I wanted to make a suggestion. I’m trying to apply template matching with matchTemplate in opencv with python, using mostly TM_SQDIFF method.
However, I can’t get sharp enough matches with this method. I would suggest if we can control the exponent of the calculation, that would be amazing. It would enable much sharper template matching if we used, for example, 4 or 8 in the exponent. As following:

In TM_SQDIFF: R(x,y)=∑x′,y′((T(x′,y′)−I(x+x′,y+y′))⋅M(x′,y′))^2

In my case: R(x,y)=∑x′,y′((T(x′,y′)−I(x+x′,y+y′))⋅M(x′,y′))^(custom_exponent)

that would change the norm from L2 towards L-infinity, which shouldn’t change the shape of the response peaks (so not what you want), but it should change the math fundamentally.

if you just wanted to apply an extra squaring on the response array, that wouldn’t affect its monotonicity.
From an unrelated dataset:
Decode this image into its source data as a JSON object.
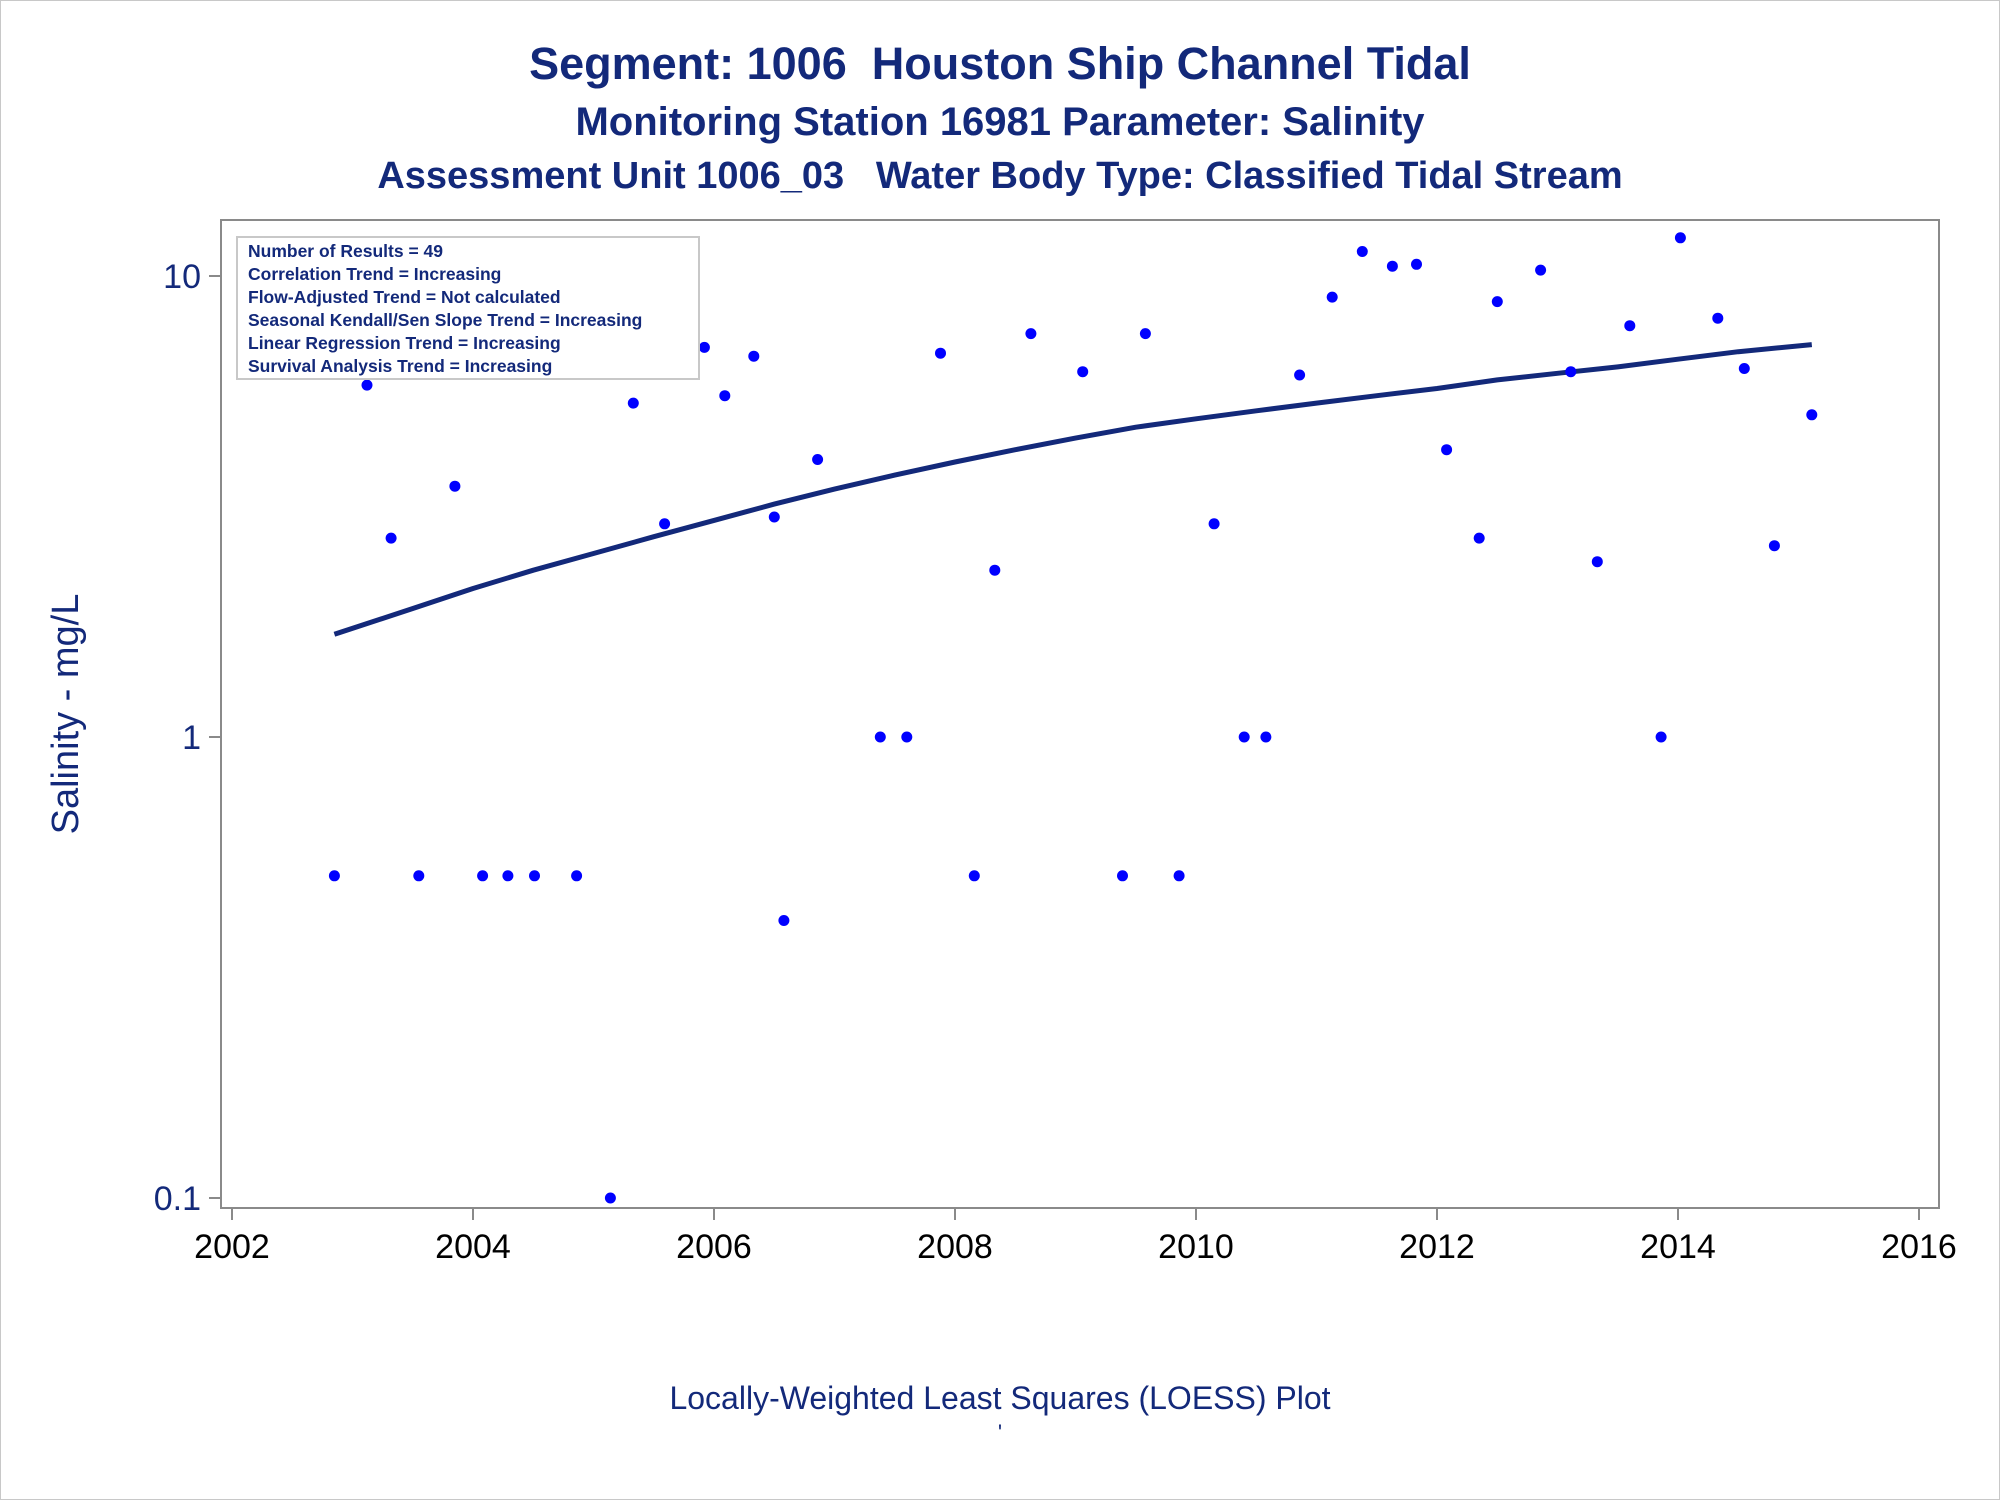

what you need is to find local maxima. non-maximum suppression can be constructed from a grayscale dilation and equality comparison.

Thanks for the response.
I have implemented what I was refering to with cython, but with naive implementation which is too slow. I guess opencv implements sqdiff in fourier space, which is much faster (though less accurate). My suggestion was if there was a way to implement with a custom exponent in fourier space.

Weighting individual error distances with a higher exponent gives much better results.